Der Ort: ein bisschen wie nach Hause kommen
Ein typischer 70er-Jahre Block in einem Wohngebiet am Rande von Raschau. Eine der unteren Wohnungen ist das Domizil des Vereins Refugium Erzgebirge e.V., der sich im Januar 2023 gegründet hat. Steht man vor der Wohnungstür und klingelt, fühlt es sich an, als ob man jemanden besuchen geht. Ina Heßelbarth öffnet lachend die Tür und tatsächlich: ein Flur, Küche, Bad, Büro und ein großes Wohnzimmer mit Couch, Spielecke, Bücherregal und einem langen Tisch, der förmlich gemacht ist für Spieletreffs, Kreativnachmittage, Skatrunden und Gespräche zum aktiven Austausch – oder Nähnachmittage so wie heute. Die Nähmaschinen, Schnittmuster, Stoffe, Nadeln, Bandmaß: heute sieht es im großen Wohnzimmer aus wie in einer Schneiderei. Die neunjährige Magdalena fädelt gerade geschickt den hauchdünnen Faden in eine Nadel ein. Ina Döring sitzt vor der Nähmaschine und sagt: „So gut wie Magdalena sehe ich das nicht mehr. Das Motto – Wir führen Generationen zusammen – funktioniert hier super.“ Die Hobbyschneiderin möchte Magdalena helfen, einen Beutel weiter zu nähen. Das Mädchen hat über ein Ganztagsangebot in der Schule zu dem Hobby gefunden und kommt regelmäßig ins Refugium. „Dass sich hier Jung und Alt helfen, das gefällt mir am besten.“ Und immer wieder hört man von den Nähplätzen: „Ina, kommst du mal? Ina, hier ist eine Naht komisch ...“ Gemeint ist die andere Ina – Ina Heßelbarth, die als gelernte Maßschneiderin und Kopf des Refugium an diesem Nachmittag ganz in ihrem Element ist und von Platz zu Platz wirbelt.

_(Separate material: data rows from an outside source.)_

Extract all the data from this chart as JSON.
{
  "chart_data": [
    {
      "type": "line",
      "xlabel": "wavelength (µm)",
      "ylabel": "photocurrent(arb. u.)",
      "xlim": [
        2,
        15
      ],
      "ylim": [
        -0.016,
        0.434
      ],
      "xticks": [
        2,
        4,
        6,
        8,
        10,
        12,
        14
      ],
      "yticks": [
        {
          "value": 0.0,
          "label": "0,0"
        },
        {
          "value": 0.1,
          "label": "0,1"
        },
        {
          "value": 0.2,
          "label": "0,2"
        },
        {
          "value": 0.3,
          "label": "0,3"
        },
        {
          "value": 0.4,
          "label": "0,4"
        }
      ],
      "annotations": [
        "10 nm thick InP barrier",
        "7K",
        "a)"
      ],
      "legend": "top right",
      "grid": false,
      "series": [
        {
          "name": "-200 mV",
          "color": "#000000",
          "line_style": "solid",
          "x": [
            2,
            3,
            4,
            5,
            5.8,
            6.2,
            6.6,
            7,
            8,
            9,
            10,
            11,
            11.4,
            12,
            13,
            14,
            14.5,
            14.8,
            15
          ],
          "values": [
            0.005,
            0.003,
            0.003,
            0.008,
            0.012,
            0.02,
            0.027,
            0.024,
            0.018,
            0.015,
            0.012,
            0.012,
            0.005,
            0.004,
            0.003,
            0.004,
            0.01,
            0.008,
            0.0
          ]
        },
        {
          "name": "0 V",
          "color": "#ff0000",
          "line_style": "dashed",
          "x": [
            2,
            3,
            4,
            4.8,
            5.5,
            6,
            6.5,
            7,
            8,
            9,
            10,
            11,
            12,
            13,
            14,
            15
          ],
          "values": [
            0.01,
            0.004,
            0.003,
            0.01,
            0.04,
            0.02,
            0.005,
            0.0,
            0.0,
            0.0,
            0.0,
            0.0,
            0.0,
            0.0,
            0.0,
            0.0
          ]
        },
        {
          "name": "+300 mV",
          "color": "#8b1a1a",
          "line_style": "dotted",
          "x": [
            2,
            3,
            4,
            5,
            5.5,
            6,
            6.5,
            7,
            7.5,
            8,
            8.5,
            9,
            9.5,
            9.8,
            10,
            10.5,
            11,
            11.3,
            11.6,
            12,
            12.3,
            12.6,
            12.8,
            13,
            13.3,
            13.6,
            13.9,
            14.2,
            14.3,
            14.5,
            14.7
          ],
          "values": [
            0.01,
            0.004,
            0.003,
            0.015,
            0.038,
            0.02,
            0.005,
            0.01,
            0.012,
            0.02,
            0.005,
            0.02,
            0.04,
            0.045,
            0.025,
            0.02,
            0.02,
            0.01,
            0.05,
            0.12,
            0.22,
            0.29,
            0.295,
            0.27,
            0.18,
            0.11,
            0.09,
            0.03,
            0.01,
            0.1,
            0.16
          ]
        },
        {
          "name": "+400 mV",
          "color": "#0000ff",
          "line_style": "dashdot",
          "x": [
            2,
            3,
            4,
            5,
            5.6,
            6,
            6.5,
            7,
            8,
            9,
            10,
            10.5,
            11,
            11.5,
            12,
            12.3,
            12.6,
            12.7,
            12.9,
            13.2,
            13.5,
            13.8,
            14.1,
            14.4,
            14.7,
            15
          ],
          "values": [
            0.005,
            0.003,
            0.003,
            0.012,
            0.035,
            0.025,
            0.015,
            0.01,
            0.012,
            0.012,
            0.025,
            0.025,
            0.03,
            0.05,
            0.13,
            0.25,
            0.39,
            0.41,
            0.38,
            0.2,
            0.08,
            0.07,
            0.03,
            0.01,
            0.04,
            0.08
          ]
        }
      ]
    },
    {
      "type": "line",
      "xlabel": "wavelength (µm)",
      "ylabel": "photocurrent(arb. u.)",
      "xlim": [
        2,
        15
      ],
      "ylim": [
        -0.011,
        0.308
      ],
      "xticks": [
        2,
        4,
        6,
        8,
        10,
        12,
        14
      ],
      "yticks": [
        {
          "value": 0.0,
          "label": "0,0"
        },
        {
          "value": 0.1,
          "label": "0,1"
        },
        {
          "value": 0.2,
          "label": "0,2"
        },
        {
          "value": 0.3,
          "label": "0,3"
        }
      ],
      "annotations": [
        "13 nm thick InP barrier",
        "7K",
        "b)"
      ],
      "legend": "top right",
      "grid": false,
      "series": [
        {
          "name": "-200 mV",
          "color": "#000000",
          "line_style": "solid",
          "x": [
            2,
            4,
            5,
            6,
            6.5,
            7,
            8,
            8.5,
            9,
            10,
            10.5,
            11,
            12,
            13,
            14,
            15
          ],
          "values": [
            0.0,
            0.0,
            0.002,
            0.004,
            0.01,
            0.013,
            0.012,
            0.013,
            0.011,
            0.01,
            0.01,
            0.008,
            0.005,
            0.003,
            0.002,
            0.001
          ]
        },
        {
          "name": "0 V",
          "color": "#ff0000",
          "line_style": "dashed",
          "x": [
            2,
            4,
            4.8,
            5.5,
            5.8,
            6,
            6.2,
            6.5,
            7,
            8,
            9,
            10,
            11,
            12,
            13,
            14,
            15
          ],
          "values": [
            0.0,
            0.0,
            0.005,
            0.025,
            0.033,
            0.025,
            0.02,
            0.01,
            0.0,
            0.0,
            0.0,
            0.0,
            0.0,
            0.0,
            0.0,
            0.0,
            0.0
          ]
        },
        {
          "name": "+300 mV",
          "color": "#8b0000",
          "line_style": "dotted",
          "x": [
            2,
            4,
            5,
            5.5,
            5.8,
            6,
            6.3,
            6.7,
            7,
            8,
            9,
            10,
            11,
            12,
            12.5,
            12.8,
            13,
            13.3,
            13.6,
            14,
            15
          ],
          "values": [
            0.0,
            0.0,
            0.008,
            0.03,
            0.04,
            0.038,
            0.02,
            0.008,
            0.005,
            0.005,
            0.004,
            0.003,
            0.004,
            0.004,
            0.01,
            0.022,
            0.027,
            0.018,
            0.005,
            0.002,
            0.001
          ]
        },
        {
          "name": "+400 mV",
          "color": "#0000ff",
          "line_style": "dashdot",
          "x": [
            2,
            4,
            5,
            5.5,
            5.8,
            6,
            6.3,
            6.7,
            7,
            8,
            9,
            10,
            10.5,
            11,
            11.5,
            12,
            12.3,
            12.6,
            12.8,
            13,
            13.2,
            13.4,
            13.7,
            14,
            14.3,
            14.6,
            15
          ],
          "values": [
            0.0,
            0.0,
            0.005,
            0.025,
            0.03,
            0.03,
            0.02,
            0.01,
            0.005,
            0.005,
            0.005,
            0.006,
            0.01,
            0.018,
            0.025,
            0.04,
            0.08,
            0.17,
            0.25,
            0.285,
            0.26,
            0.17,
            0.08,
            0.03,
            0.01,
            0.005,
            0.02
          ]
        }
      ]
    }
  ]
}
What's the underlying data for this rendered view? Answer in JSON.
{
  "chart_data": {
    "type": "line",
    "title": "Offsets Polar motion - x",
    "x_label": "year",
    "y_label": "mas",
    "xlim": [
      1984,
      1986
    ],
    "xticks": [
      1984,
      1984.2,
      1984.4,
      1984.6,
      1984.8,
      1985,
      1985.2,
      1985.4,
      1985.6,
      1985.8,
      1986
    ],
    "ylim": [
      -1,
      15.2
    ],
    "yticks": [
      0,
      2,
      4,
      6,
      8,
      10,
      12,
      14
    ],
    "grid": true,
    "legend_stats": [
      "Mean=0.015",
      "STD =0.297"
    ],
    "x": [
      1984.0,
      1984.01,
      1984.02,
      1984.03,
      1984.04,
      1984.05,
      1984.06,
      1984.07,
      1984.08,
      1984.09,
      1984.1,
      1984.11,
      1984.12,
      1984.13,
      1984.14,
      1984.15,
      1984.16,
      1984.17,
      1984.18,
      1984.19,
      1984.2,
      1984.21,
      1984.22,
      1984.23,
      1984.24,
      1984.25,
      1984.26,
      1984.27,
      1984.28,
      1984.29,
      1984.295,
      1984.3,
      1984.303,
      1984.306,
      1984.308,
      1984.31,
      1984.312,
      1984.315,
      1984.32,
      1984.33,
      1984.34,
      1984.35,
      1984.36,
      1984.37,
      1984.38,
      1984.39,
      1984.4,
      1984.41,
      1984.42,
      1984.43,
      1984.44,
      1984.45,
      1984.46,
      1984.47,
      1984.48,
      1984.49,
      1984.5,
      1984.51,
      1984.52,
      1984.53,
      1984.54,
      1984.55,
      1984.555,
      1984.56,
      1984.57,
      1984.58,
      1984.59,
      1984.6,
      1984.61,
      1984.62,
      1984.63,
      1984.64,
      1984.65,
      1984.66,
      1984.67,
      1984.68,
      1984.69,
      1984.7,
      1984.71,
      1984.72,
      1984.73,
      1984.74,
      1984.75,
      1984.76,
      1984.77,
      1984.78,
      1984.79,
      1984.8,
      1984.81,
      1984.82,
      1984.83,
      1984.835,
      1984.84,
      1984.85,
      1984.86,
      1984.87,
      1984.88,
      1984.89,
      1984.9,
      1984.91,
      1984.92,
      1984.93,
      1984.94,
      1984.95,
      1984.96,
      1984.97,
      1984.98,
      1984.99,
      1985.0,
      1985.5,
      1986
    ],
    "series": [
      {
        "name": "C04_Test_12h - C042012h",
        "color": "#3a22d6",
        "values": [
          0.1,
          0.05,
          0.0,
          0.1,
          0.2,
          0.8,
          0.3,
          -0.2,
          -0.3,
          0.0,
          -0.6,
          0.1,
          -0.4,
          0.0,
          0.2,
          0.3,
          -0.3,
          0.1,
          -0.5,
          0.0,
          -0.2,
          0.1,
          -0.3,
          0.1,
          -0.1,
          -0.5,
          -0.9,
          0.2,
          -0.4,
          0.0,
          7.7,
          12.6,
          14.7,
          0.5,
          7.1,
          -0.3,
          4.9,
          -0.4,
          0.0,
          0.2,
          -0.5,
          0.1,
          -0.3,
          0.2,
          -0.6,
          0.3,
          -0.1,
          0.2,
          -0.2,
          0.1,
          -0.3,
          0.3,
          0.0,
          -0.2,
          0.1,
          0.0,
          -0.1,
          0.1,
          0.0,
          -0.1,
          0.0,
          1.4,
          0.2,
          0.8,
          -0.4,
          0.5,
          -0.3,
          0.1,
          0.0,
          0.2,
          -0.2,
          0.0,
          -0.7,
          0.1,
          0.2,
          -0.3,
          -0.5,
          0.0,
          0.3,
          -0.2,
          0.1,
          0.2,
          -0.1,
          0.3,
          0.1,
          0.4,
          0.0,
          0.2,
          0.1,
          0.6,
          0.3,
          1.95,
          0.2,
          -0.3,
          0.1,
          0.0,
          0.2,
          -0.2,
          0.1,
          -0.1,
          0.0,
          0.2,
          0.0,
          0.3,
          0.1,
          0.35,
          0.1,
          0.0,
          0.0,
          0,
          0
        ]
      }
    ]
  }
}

Da sitzen Leute hier an einem Tisch, die würden sonst niemals zusammenkommen
Die Idee: auf die Urform des Lebens besinnen
„Mein Wunsch ist es, Jung und Alt zusammenzubringen. Die Frische der jungen Menschen mit der Erfahrung der alten Leute zu vereinen entspricht der Urform des Lebens. Für die Gesellschaft ist es schade, wenn die Altersgruppen getrennt werden und immer weniger Berührungspunkte haben“, erklärt Ina Heßelbarth. Auch wenn es manchmal eine Herausforderung sei, Begegnungen zu schaffen. Durch die unterschiedliche Prägung der einzelnen Generationen gebe es mitunter auch Reibungspunkte, Kommunikationshürden. Dennoch überwiegt diese gute Erfahrung: „Da sitzen Leute hier an einem Tisch, die würden sonst niemals zusammenkommen – und öffnen sich und ihre Herzen.“
Den Verein, dessen Unterstützer immer mehr werden, nennt Ina Heßelbarth „ihr Baby“. Entstanden ist die Idee ursprünglich aus eigenem Bedarf. Das war 2021, als Ina alleinerziehend war und mit dem Sohn in einer kleinen Wohnung lebte: 50 qm, mit einem Wohnzimmer, das zugleich ihr Schlafzimmer war. Der Wunsch nach mehr Ausleben ihrer Kreativität – zum Beispiel beim Umgestalten alter Möbel – wurde immer größer. Das Risiko einer eigenen Immobilie wollte sie nicht eingehen, trotz gutem Einkommen als Fachfrau im Versicherungsvertrieb. Ihr Gedanke war: Es gibt doch bestimmt Leute, denen es ähnlich geht, warum sich also nicht zusammentun. Vielleicht auch welche, die viel Platz haben und wo man sich in einer Wohngemeinschaft ergänzen könnte – so, wie das früher gut funktionierte. Sie startete mithilfe von Bekannten eine Umfrage in der Region, wie groß das Interesse an alternativen Wohnformen sei.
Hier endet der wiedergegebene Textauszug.